My dog is plenty “green.” She “recycles” stuff for us all the time: underwear, tissues, and yes, menstrual products. GROSS! You would never guess it to look at her. Ten pounds of fluffy princess rolled in a body that eats trash (and yes, we feed her really expensive food too).
After a trip to the vet when she ate too many (gag alert!) tampons, we got all new trash cans with lids. She then proceeded to knock them over to get the lid off if there is even a hint of some bodily fluid inside. Hence my new adventure in reusable menstrual products!
I started using cloth pads years ago when my kids were in cloth diapers. I was imagining what it would be like to have a period every day and have to sit in paper constantly. I thought cloth pads would be too gross, but they were just fine; actually soft and absorbent and feels really nice. I found an old dishpan to soak them in, and now they go into the other laundry my kids smear gross things on regularly. Never need to buy paper pads again. (You can find tons of cloth menstrual pads on etsy or LunaPads.com.)
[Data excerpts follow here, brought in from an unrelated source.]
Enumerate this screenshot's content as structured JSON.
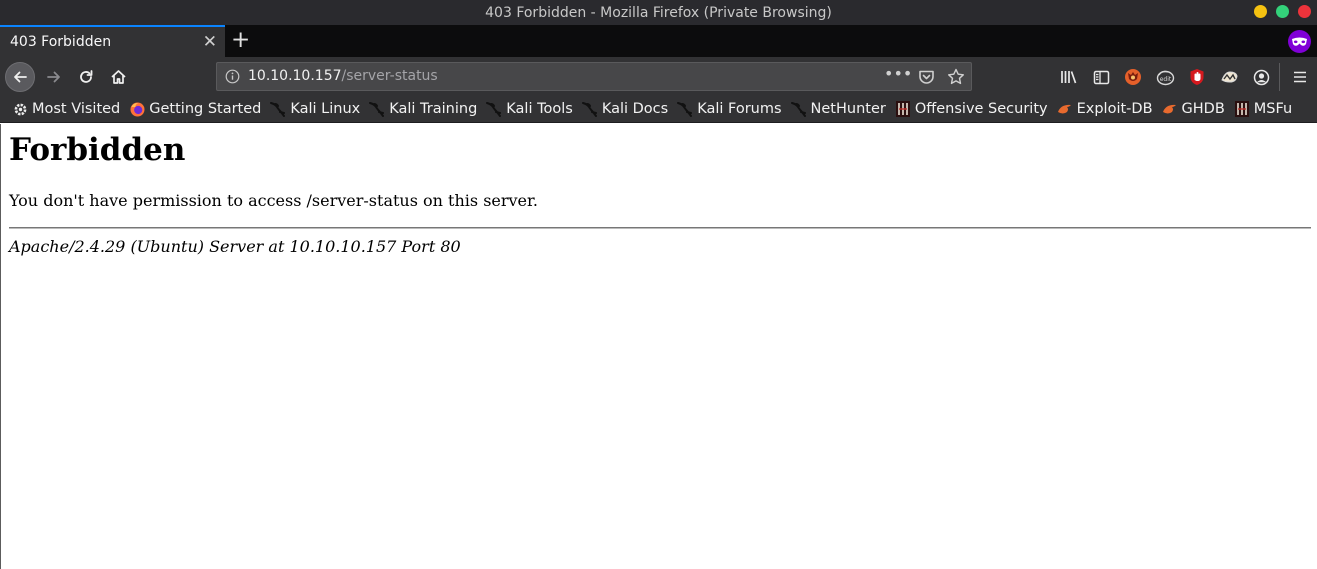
{
  "window": {
    "title": "403 Forbidden - Mozilla Firefox (Private Browsing)",
    "controls": [
      "minimize",
      "maximize",
      "close"
    ],
    "control_colors": {
      "minimize": "#f5c211",
      "maximize": "#33d17a",
      "close": "#ed333b"
    }
  },
  "tabs": [
    {
      "label": "403 Forbidden",
      "active": true
    }
  ],
  "toolbar": {
    "url_host": "10.10.10.157",
    "url_path": "/server-status",
    "icons": [
      "back-icon",
      "forward-icon",
      "reload-icon",
      "home-icon",
      "info-icon",
      "page-actions-icon",
      "pocket-icon",
      "bookmark-star-icon",
      "library-icon",
      "sidebar-icon",
      "foxyproxy-icon",
      "cookie-icon",
      "ublock-icon",
      "wappalyzer-icon",
      "account-icon",
      "menu-icon"
    ]
  },
  "bookmarks": [
    {
      "label": "Most Visited",
      "icon": "gear-icon"
    },
    {
      "label": "Getting Started",
      "icon": "firefox-icon"
    },
    {
      "label": "Kali Linux",
      "icon": "kali-dragon-icon"
    },
    {
      "label": "Kali Training",
      "icon": "kali-dragon-icon"
    },
    {
      "label": "Kali Tools",
      "icon": "kali-dragon-icon"
    },
    {
      "label": "Kali Docs",
      "icon": "kali-dragon-icon"
    },
    {
      "label": "Kali Forums",
      "icon": "kali-dragon-icon"
    },
    {
      "label": "NetHunter",
      "icon": "kali-dragon-icon"
    },
    {
      "label": "Offensive Security",
      "icon": "offsec-icon"
    },
    {
      "label": "Exploit-DB",
      "icon": "exploitdb-icon"
    },
    {
      "label": "GHDB",
      "icon": "exploitdb-icon"
    },
    {
      "label": "MSFu",
      "icon": "offsec-icon"
    }
  ],
  "page": {
    "heading": "Forbidden",
    "message": "You don't have permission to access /server-status on this server.",
    "signature": "Apache/2.4.29 (Ubuntu) Server at 10.10.10.157 Port 80"
  },
  "colors": {
    "accent": "#0a84ff",
    "private_browsing": "#8000d7",
    "chrome_dark": "#323234"
  }
}
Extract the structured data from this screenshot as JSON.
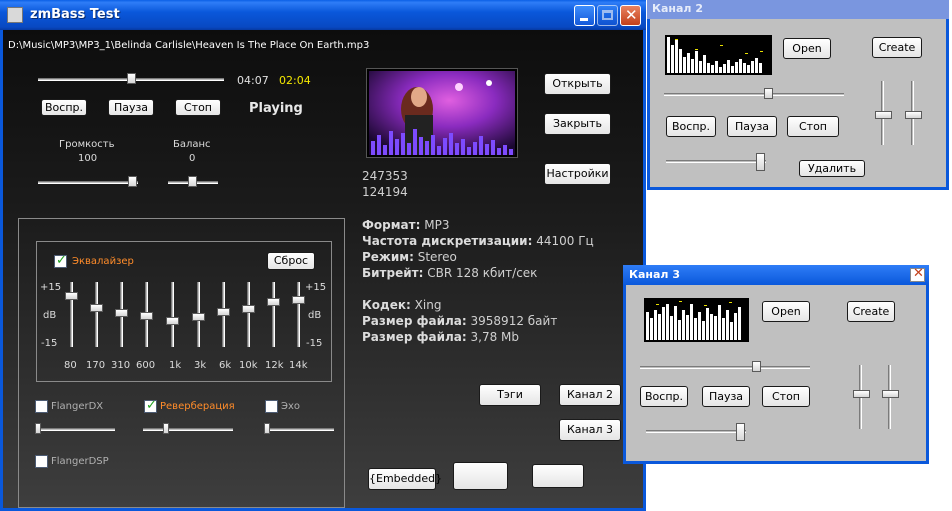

But a reusable menstrual cup? Not sure I wanted to go there. What if it leaked? What if it hurt? What if I couldn’t get it out? Memories flashed of my early married life and trying on the bathroom floor trying to remove my diaphragm (Thankfully I didn’t need to call for help), but after having to search for a place to toss my paper products where my dog couldn’t find them for the last few months, I started getting desperate.
So when a friend recommended the Diva Cup, I thought I would give it a try. After reading through the instructions and a few websites about how to insert it without leakage, I was ready to try it out.
The first time I removed it I thought my cervix was going to come out along with it (this was wildly reminiscent of labor; the sound I was making might have been a bit like it as well). I finally learned how to break the suction before I removed it, while not spilling the contents and voila! Much more comfortable! I had to figure out how it fit best, which took some time with very clean hands doing a little experimenting.
The best part? You can wear the thing for up to twelve hours with no risk of toxic shock syndrome and no worries about your tampon leaking or your clothes getting stained. It works even during exercise, swimming, and sleeping. I don’t have to bother with tampon strings. No giant wads of toilet paper to wrap all my paper products in. No more public bathroom disposal bins. I put it in before I go to work and take out, clean it, and re-insert it in the evening hygienically at home.
My dog is certainly disappointed when she visits our trash now. I empty the contents in to the toilet, flush it away, and wash my hands and menstrual cup clean after each use. Nothing to toss, nothing to hide, nothing to risk my dog eating!
Are you ready to take the plunge? There are two sizes of Diva Cups — one for women under 30 and have never delivered a baby and one for women over 30 or women under 30 who have delivered a baby. Who knew our cervix changed so much? Amazon has both in stock for less than $30 shipped.